A 2 Million Dollar Incentive to Learn US-China Contract Law

May 4, 2008

     Both the United States and China have adopted an international treaty called the United Nations Convention on Contracts for the International Sale of Goods (“CISG”).  The CISG covers the formation of import/export sales contracts and the obligations of the parties.  The CISG does not address issues such as the validity of the contract, third-party rights or property rights in the goods.  These issues must be addressed under the law which is chosen to govern the contract (which should be specified in the contract).  Furthermore, the CISG does not apply at all to contracts that do not involve the sale of goods, such as distribution and joint venture contracts.   

     In the US-China trade context, the terms of the CISG automatically apply to the sales contract between the parties unless they explicitly opt-out of the CISG.  Courts in both the United States and China have applied the CISG to sales contract disputes. 

     A party which enters into a US-China sales contract without understanding the implications of the CISG may be in for a very unpleasant surprise down the road.  This is what happened in a Texas federal court case captioned China North Chemical Industries Corporation v. Beston Chemical Corporation, 2006 U.S. Dist. LEXIS 35464 (S.D.TX. 2006).  The U.S. party, Beston Chemical Corporation (“Beston”), entered into a contract with China North Chemical Corporation (“China North”) for the purchase of explosive boosters (the “Cargo”).  The terms of sale were CIF (seller arranges for cost, insurance and freight).  After signing the contract, Beston sent a series of faxes and emails to China North with specific instructions for stowing and securing the Cargo and emphasizing that Beston would not pay for any damaged Cargo.  

     After the Cargo arrived in the United States in a damaged condition, Beston only paid 15% of the contract price.  China North sued Beston for the balance.  The judge applied the CISG, which in turn  incorporates Incoterms (a set of commonly recognized international commerical terms published by the International Chamber of Commerce).  The judge reasoned that Beston was responsible for paying for the damaged Cargo because under Incoterms, CIF means that the risk of loss transferred to Beston once the Cargo had been loaded onto the ship in China.  Beston’s faxes and emails were deemed irrelevant because the CISG controlled. 

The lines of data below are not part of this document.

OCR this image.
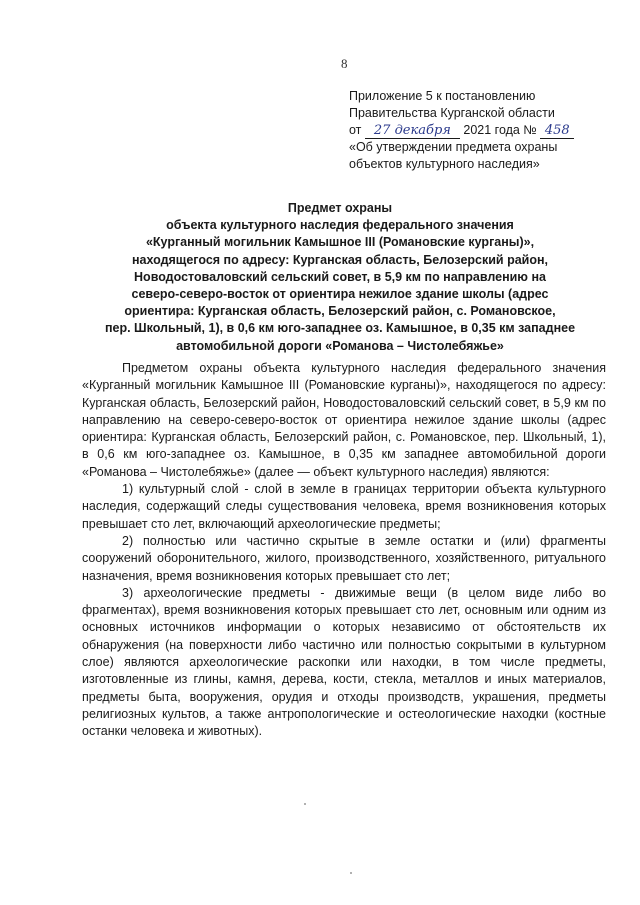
8
Приложение 5 к постановлению
Правительства Курганской области
от 27 декабря 2021 года № 458
«Об утверждении предмета охраны
объектов культурного наследия»
Предмет охраны
объекта культурного наследия федерального значения
«Курганный могильник Камышное III (Романовские курганы)»,
находящегося по адресу: Курганская область, Белозерский район,
Новодостоваловский сельский совет, в 5,9 км по направлению на
северо-северо-восток от ориентира нежилое здание школы (адрес
ориентира: Курганская область, Белозерский район, с. Романовское,
пер. Школьный, 1), в 0,6 км юго-западнее оз. Камышное, в 0,35 км западнее
автомобильной дороги «Романова – Чистолебяжье»

Предметом охраны объекта культурного наследия федерального значения «Курганный могильник Камышное III (Романовские курганы)», находящегося по адресу: Курганская область, Белозерский район, Новодостоваловский сельский совет, в 5,9 км по направлению на северо-северо-восток от ориентира нежилое здание школы (адрес ориентира: Курганская область, Белозерский район, с. Романовское, пер. Школьный, 1), в 0,6 км юго-западнее оз. Камышное, в 0,35 км западнее автомобильной дороги «Романова – Чистолебяжье» (далее — объект культурного наследия) являются:

1) культурный слой - слой в земле в границах территории объекта культурного наследия, содержащий следы существования человека, время возникновения которых превышает сто лет, включающий археологические предметы;

2) полностью или частично скрытые в земле остатки и (или) фрагменты сооружений оборонительного, жилого, производственного, хозяйственного, ритуального назначения, время возникновения которых превышает сто лет;

3) археологические предметы - движимые вещи (в целом виде либо во фрагментах), время возникновения которых превышает сто лет, основным или одним из основных источников информации о которых независимо от обстоятельств их обнаружения (на поверхности либо частично или полностью сокрытыми в культурном слое) являются археологические раскопки или находки, в том числе предметы, изготовленные из глины, камня, дерева, кости, стекла, металлов и иных материалов, предметы быта, вооружения, орудия и отходы производств, украшения, предметы религиозных культов, а также антропологические и остеологические находки (костные останки человека и животных).
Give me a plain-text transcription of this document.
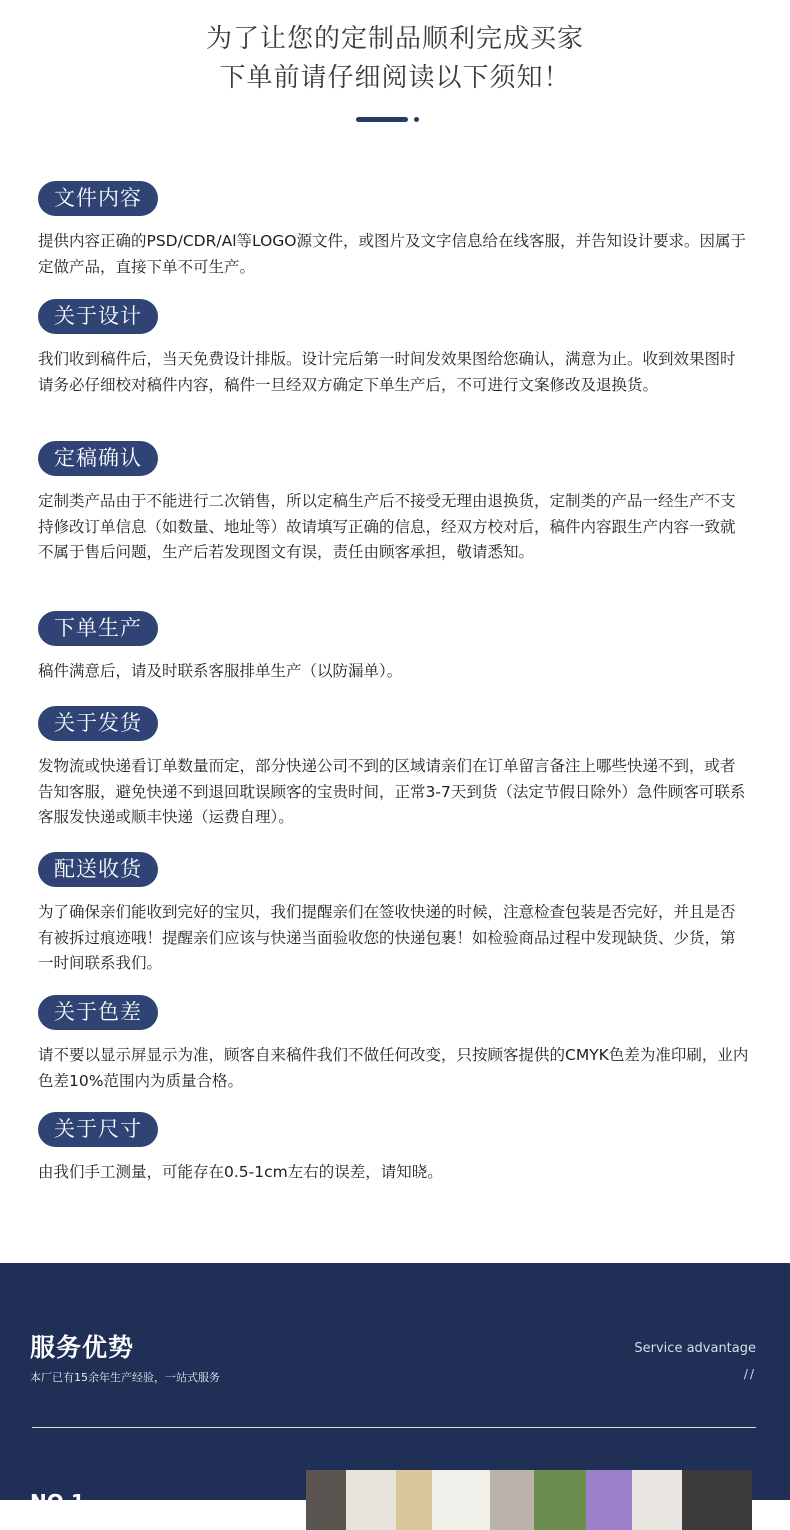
为了让您的定制品顺利完成买家
下单前请仔细阅读以下须知！
文件内容
提供内容正确的PSD/CDR/Al等LOGO源文件，或图片及文字信息给在线客服，并告知设计要求。因属于定做产品，直接下单不可生产。
关于设计
我们收到稿件后，当天免费设计排版。设计完后第一时间发效果图给您确认，满意为止。收到效果图时请务必仔细校对稿件内容，稿件一旦经双方确定下单生产后，不可进行文案修改及退换货。
定稿确认
定制类产品由于不能进行二次销售，所以定稿生产后不接受无理由退换货，定制类的产品一经生产不支持修改订单信息（如数量、地址等）故请填写正确的信息，经双方校对后，稿件内容跟生产内容一致就不属于售后问题，生产后若发现图文有误，责任由顾客承担，敬请悉知。
下单生产
稿件满意后，请及时联系客服排单生产（以防漏单）。
关于发货
发物流或快递看订单数量而定，部分快递公司不到的区域请亲们在订单留言备注上哪些快递不到，或者告知客服，避免快递不到退回耽误顾客的宝贵时间，正常3-7天到货（法定节假日除外）急件顾客可联系客服发快递或顺丰快递（运费自理）。
配送收货
为了确保亲们能收到完好的宝贝，我们提醒亲们在签收快递的时候，注意检查包装是否完好，并且是否有被拆过痕迹哦！提醒亲们应该与快递当面验收您的快递包裹！如检验商品过程中发现缺货、少货，第一时间联系我们。
关于色差
请不要以显示屏显示为准，顾客自来稿件我们不做任何改变，只按顾客提供的CMYK色差为准印刷，业内色差10%范围内为质量合格。
关于尺寸
由我们手工测量，可能存在0.5-1cm左右的误差，请知晓。
服务优势
本厂已有15余年生产经验，一站式服务
Service advantage
//
NO.1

     The judge entered an award in favor of China North and against Beston in excess of 2 million dollars!  A costly mistake indeed.  Beston did eventually recoup $140,000 by settling an action brought against the shipping company.  However, Beston learned yet another costly lesson when its suit against the insurer in China was thrown out due to the Statute of Limitations. 

     The moral of this story:  talk to a lawyer about your rights and obligations before entering into a US-China sales contract.